If the line for free speech has moved from "you must be allowed to speak" to "somebody must pay you for your speech", I just don't know what to say.

1 comments

The "move to a different platform" is a cop-out excuse because YouTube's dominance in the sector is so extreme that you will have difficulties finding a "different platform" with a similar reach. The closest probably being Twitch but that's a tad bit a different of an audience and comes with its own set of issues.

> If the line for free speech has moved from "you must be allowed to speak" to "somebody must pay you for your speech", I just don't know what to say.

I never said anything like that, that's just assuming bad faith on your part. I'm merely pointing out that this sets a very troublesome precedent.

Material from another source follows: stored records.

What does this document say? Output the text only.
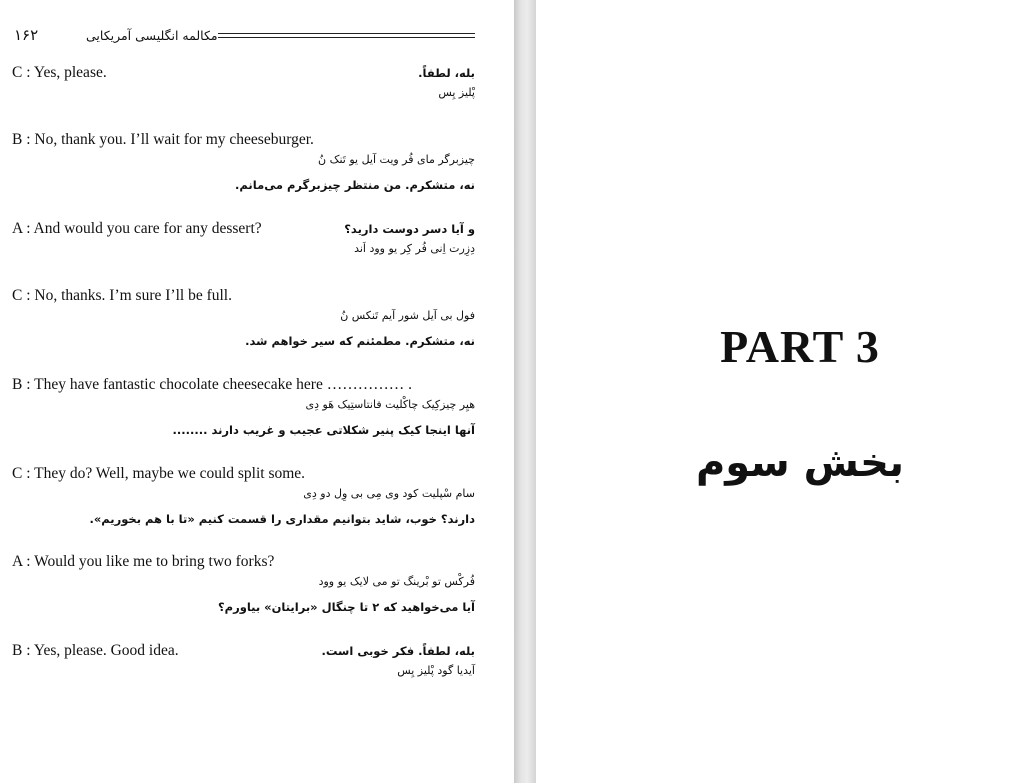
۱۶۲	مکالمه انگلیسی آمریکایی
C : Yes, please.	بله، لطفاً.
پْليز يِس
B : No, thank you. I’ll wait for my cheeseburger.
چیزبرگر مای فُر ویت آیل یو تَنک نُ
نه، متشکرم. من منتظر چیزبرگرم می‌مانم.
A : And would you care for any dessert?	و آیا دسر دوست دارید؟
دِزِرت اِنی فُر کِر یو وود اَند
C : No, thanks. I’m sure I’ll be full.
فول بی آیل شور آیم تَنکس نُ
نه، متشکرم. مطمئنم که سیر خواهم شد.
B : They have fantastic chocolate cheesecake here …………… .
هیِر چیزکِیک چاکْلیت فانتاستِیک هَو دِی
آنها اینجا کیک پنیر شکلاتی عجیب و غریب دارند ........
C : They do? Well, maybe we could split some.
سام سْپلیت کود وی مِی بی وِل دو دِی
دارند؟ خوب، شاید بتوانیم مقداری را قسمت کنیم «تا با هم بخوریم».
A : Would you like me to bring two forks?
فُرکْس تو بْرینگ تو می لایک یو وود
آیا می‌خواهید که ۲ تا چنگال «برایتان» بیاورم؟
B : Yes, please. Good idea.	بله، لطفاً. فکر خوبی است.
آیدیا گود پْلیز یِس
PART 3
بخش سوم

Particularly in the context of how dominant these companies are: For the vast majority of people Google, Amazon, Facebook, Twitter ARE the Internet. Giving this position even more power, without acknowledging it even exists, is a very dangerous thing to do.

I don't need nor do I want these companies to define factual reality, just because their stance, in this case, aligns with what's sensible, does not mean that will always be the case.

Because this will already further play into this "Silicon Valley censoring conservatives" narrative that's even peddled by the US president himself [0]

Note: I'm not saying that's actually happening, I'm merely pointing out it's a thing and how this will very likely further feed this notion.